Speaker and author Francine Russo, known for her book “THEY’RE YOUR PARENTS, TOO! How Siblings Can Survive Their Parents’ Aging Without Driving Each Other Crazy,” sheds light on a common challenge faced by family caregivers during the holidays.
Stories like Leslie’s are familiar. As Leslie gears up for the holiday season, she’s already concerned about how her parents will cope with the bustling family visits. Despite managing her elderly parents’ needs daily, when her sisters and their children visit, her advice on keeping things calm seems to fall on deaf ears.
Leslie’s parents are in their 80s and battling chronic conditions like diabetes, hypertension, and arthritis.
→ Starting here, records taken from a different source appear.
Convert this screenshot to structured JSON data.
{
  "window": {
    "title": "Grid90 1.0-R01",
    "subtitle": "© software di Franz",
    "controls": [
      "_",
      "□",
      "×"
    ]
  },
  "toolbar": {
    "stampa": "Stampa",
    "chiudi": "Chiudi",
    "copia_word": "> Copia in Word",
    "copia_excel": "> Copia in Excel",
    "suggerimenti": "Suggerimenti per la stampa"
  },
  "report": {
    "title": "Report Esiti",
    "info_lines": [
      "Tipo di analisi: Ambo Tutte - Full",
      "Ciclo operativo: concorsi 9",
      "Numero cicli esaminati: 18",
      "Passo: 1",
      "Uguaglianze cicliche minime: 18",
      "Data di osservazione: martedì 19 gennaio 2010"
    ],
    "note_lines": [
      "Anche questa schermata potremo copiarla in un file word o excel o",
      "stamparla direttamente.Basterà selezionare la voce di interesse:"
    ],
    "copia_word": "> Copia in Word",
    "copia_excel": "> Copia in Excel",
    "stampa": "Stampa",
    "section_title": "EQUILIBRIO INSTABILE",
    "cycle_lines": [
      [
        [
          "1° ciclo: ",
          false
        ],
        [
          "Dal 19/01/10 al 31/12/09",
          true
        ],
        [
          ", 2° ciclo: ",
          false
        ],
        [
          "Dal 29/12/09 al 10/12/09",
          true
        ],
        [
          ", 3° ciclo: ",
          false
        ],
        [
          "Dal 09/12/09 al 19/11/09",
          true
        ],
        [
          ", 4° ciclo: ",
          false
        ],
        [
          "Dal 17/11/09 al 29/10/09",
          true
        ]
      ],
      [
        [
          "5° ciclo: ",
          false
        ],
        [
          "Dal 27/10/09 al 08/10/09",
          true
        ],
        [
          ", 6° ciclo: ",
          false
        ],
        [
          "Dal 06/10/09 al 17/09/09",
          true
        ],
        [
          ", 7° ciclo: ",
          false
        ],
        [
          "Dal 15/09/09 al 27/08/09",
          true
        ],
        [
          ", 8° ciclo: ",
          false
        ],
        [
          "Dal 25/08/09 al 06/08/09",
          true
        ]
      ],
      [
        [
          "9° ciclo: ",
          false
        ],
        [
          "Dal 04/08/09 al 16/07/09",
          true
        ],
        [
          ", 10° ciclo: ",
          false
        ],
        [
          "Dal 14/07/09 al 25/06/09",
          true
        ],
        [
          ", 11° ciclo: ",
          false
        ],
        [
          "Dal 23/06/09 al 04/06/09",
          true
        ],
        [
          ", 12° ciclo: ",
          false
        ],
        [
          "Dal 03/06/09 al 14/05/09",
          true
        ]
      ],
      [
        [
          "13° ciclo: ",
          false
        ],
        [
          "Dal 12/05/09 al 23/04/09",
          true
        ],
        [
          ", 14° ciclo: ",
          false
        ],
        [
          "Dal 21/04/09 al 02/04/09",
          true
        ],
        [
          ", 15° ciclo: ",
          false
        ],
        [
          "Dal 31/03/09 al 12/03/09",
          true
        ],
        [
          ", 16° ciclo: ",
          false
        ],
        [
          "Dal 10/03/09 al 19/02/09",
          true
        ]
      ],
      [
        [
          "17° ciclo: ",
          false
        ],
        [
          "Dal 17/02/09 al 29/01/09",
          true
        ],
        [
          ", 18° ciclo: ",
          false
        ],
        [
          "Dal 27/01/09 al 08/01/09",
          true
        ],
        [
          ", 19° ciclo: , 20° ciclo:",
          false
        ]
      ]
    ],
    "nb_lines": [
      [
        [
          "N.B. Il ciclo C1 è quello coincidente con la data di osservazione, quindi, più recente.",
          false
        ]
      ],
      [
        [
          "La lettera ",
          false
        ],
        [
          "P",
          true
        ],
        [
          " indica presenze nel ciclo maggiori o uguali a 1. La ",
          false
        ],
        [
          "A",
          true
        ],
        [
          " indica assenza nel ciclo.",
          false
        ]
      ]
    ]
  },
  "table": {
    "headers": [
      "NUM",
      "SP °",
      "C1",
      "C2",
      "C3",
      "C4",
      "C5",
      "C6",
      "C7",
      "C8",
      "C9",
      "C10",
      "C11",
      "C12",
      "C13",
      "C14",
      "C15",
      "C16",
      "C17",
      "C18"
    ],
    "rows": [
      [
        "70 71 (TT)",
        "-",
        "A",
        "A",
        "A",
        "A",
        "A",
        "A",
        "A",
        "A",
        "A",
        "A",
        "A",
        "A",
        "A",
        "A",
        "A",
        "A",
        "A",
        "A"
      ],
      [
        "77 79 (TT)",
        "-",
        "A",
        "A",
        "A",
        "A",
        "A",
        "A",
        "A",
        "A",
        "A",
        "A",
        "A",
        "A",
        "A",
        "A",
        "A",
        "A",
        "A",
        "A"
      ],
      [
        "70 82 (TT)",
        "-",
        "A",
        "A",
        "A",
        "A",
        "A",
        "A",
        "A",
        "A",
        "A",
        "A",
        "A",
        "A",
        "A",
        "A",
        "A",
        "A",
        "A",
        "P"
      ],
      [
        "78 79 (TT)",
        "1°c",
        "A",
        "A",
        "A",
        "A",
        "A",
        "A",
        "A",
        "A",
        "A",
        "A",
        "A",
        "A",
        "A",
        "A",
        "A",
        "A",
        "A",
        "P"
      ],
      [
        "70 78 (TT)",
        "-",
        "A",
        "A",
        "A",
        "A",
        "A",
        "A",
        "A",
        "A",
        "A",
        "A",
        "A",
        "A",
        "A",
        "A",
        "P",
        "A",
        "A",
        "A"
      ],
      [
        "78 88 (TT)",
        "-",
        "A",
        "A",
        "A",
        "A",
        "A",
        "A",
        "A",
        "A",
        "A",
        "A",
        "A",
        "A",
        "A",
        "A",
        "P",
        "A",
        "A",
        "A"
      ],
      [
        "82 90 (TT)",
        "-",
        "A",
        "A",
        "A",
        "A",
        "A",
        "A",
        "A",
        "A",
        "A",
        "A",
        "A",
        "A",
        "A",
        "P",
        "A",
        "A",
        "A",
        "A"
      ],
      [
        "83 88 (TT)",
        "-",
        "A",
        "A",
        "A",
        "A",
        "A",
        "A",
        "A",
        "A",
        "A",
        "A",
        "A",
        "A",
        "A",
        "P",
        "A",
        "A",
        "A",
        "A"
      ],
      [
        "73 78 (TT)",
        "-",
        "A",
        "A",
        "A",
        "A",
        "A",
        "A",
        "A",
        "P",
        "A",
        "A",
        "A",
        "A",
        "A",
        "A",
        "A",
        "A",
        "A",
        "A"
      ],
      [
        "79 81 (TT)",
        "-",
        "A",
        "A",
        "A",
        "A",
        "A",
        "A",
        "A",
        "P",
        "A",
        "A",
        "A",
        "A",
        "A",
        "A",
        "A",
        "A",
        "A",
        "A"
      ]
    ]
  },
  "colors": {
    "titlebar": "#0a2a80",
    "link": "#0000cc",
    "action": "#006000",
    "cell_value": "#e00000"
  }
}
Her father’s cognitive health is also declining. Though Leslie’s sisters only visit occasionally, they seem to be in denial about their parents’ aging, sometimes even suggesting that Leslie should do more to keep them active and healthy.
If you’re in a similar boat as Leslie, wondering how to handle the holiday chaos, here are some strategies that could make the season brighter and less stressful for you and your loved ones:
Embrace the Holiday Spirit: Accept that holidays will disrupt routines. Instead of striving for “normal,” focus on making the best of this special time.
Share the Load: Communicate with your siblings beforehand. Let them know that while you’re excited to see them, you’ll also be stretched thin. Ask them to pitch in with specific tasks, like tidying up or supervising their kids.
Simplify Traditions: Don’t be afraid to tweak holiday meals. Eating out or opting for prepared food can ease your workload, especially if you’re doing most of the hosting.
Inform and Educate: Consider sending a detailed letter to your siblings about your parents’ daily routines and health challenges. If they’re coming with misconceptions, this can set a realistic picture for them.
Shift Family Dynamics: As your parents age, they may step back from their roles as mediators in family matters. Encourage visits but set boundaries for yourself; you’re not obliged to fill your parents’ shoes in resolving sibling disputes.
Stay Calm Under Criticism: If siblings unfairly judge your caregiving, offer to set up a call with your parents’ doctor. This can provide them with a professional perspective on the situation.
Call in the Experts: Consider a meeting with a social worker or geriatric care manager, who can mediate family discussions and provide guidance on distributing caregiving tasks.
Seek Professional Help When Needed: If balancing caregiving with other responsibilities becomes too much, a geriatric care manager can assess your parents’ needs and plan accordingly. And yes, they are available during holidays too!
Make Time for Joy: Seize moments of happiness with your siblings. Accepting their offer to take over for a while can provide you a much-needed break and a chance to recharge.
Holidays bring families together, offering a chance to align on caregiving responsibilities and enjoy time with loved ones. While it may not be without its challenges, with a little flexibility and support, you can make these gatherings a source of joy and a way to strengthen the family’s approach to caregiving. So take a deep breath, step back when you need to, and remember to savor the precious moments too.
We hope this information is helpful to you in the important work you do as a family caregiver.